Participants express differing views on the definitions and implications of the Central Limit Theorem and the Law of Large Numbers. There is no consensus on the applicability of the CLT to all random variables, and the discussion remains unresolved.
Participants note the importance of conditions such as independence and finite variance in the context of the CLT, which may not apply universally to all random variables.
kristymassi said:i got 2 different answer when i search it..
"The Central Limit Theorem holds that the mean of a sampling distribution taken from a single population approaches the actual population mean as the number of samples increases."
is that true for you guys?
kristymassi said:i got 2 different answer when i search it..
"The Central Limit Theorem holds that the mean of a sampling distribution taken from a single population approaches the actual population mean as the number of samples increases."

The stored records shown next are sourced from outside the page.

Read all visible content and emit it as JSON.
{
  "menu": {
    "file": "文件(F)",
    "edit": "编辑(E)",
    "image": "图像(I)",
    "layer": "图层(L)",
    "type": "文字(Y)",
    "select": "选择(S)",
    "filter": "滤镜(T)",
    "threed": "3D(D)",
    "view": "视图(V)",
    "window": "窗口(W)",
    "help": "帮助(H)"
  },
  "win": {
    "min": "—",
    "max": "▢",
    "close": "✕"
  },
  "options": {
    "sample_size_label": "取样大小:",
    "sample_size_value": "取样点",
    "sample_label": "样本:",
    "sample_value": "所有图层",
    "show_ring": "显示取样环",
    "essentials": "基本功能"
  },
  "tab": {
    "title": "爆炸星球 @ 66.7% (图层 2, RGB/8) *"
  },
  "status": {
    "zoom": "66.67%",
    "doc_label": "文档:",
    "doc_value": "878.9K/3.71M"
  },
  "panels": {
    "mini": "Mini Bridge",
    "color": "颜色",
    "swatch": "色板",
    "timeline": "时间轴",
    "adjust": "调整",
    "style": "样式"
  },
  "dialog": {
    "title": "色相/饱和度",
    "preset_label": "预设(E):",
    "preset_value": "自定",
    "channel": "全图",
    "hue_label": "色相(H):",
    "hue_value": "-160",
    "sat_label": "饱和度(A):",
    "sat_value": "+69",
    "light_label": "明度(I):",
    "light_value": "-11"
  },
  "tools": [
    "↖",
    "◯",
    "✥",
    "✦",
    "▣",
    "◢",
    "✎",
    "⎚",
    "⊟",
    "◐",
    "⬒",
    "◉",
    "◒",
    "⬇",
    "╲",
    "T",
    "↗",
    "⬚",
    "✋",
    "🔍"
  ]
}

is that true for you guys?
wofsy said:This is the strong law of large numbers not the central limit theorem
SW VandeCarr said:Of the choices the OP gave, the CLT is the correct choice, Strictly speaking CTL states that for a sequence of independent identically distributed random variables, each having a finite variance; with increasing numbers (of random variables), their arithmetic mean approaches a normally distributed random variable. The law of large numbers states that this mean will converge to the population mean. In practical terms, the two are quite intertwined when dealing with random sampling from a defined static population.